Task Force in full-court press toward economic boost


The Mayor’s Task Force on Economic Development began 2017 flummoxed by the predicament Eureka Springs found itself in. Numbers from the City Advertising and Promotion Commission showed a 7.7 percent increase in tax collections for 2016 yet many properties along US 62 were for sale.

Chair Sandy Martin focused on the need for diversification as a way to break the stagnant trend. She pointed out there must be an entrepreneur somewhere willing to take a chance on a town which attracts a million visitors every year. The challenge would be to identify prospective targets and entice them.

The group agreed attention should be paid to improving the retail landscape on the highway, not just downtown, and they mulled over how to attract new businesses to a small town in the mountains an hour from a freeway.

The Task Force decided to meet quarterly in 2017, so the next meeting was in April. Mayor Butch Berry said an upscale interior design company had moved to town, and Main Street Eureka Springs Director Jacqueline Wolven was optimistic because previously vacant downtown properties were filling up. Allen Huffman of Arvest Bank said he was working to improve Pine Mountain Village.

Then all conversation turned toward beer and marijuana. Everyone agreed Eureka Springs was an ideal location for a brewery, and Berry noted there was a property ready to go with everything in place. Martin added Berry was setting up another meeting with David Couch, author of the medicinal marijuana bill approved by voters, to answer questions about how to apply for a dispensary license.

In July, Martin announced the Winrock International Foundation was funding an analysis of the retail landscape in Eureka Springs with the goal of identifying retail leakage – locals shopping in other towns for certain goods – and therefore opportunities for prospective merchants.

Affordable housing advocate Kimberly Clark pointed out, “When we think of how people spend money, we are limiting ourselves by sticking to just retail.” Folks come here to see the Great Passion Play and Turpentine Creek, and she claimed the mountain bikers hardly visit retail shops. Martin added the trend is for newcomers to live outside town thereby limiting the property tax base, so it is even more important to add retail to increase sales tax revenue.

Martin reported the Connect 4 workforce development center continued to progress. The Berryville Armory will be site of the project, and Tyson Foods has committed $1.3 million to get it started. The goal is to provide training for high school juniors and seniors to learn skills useful in the workplace such as HVAC, plumbing, advanced maintenance and basics in a variety of trades. Connect 4 is a cooperative effort between the high schools in Green Forest, Berryville and Eureka Springs. Start date is projected to be September 2018.

Berry announced two outside businesses were considering a move to town. One was an agri-business call center which would employ probably 20 people at first but could eventually employ more. Another was a solar farm that would offer two dozen or more high-tech jobs. Discussion detoured toward where new people moving to town would live, and Berry stated there was new housing being developed.

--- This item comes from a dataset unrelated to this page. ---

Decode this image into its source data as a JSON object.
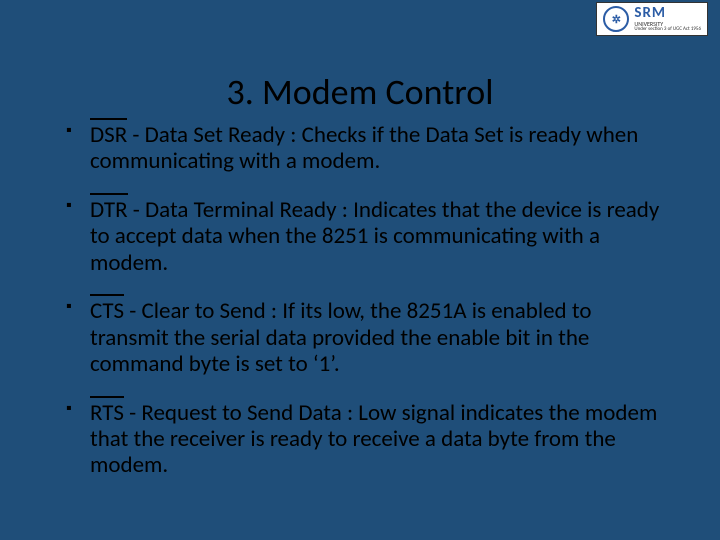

In October, Martin passed around pages of charts and data explaining data collected at the Chamber of Commerce from April through September. Those who answered the survey gave their home states and age category. By far, respondents were at least 51 years of age and from a nearby state, but in every month there were visitors from at least 20 states, New Zealand, Germany, Chile, Costa Rica and Indonesia.

Martin also had charts showing CAPC collections. Restaurants outpaced all lodging combined which the Task Force interpreted as an economy which could not get by without day trippers.

Martin pointed out residents who live near Beaver Lake might go to Rogers to shop because they can find more choices than in Eureka Springs, and reversing the trend should be a focus for the Task Force.

Wolven insisted Eureka Springs is not supposed to have everything, and maybe the Task Force should help local businesses, such as the grocery store, improve so locals would shop here instead of Berryville or Rogers. Wolven also pointed out an important factor in attracting new businesses would be an upgraded Internet availability.

In December, representatives from Winrock along with other experts in economic development presented the results of their surveys and research on the retail landscape in Eureka Springs. Berry emphasized his goal of diversifying the local tax base, and data revealed during the presentation backed up the importance of his goal. Presenters identified specific retail areas – general merchandise, furniture, sporting goods, electronics and appliances – where locals preferred to shop in other towns, was interpreted as opportunities for local merchants to adapt so they could keep shoppers in town.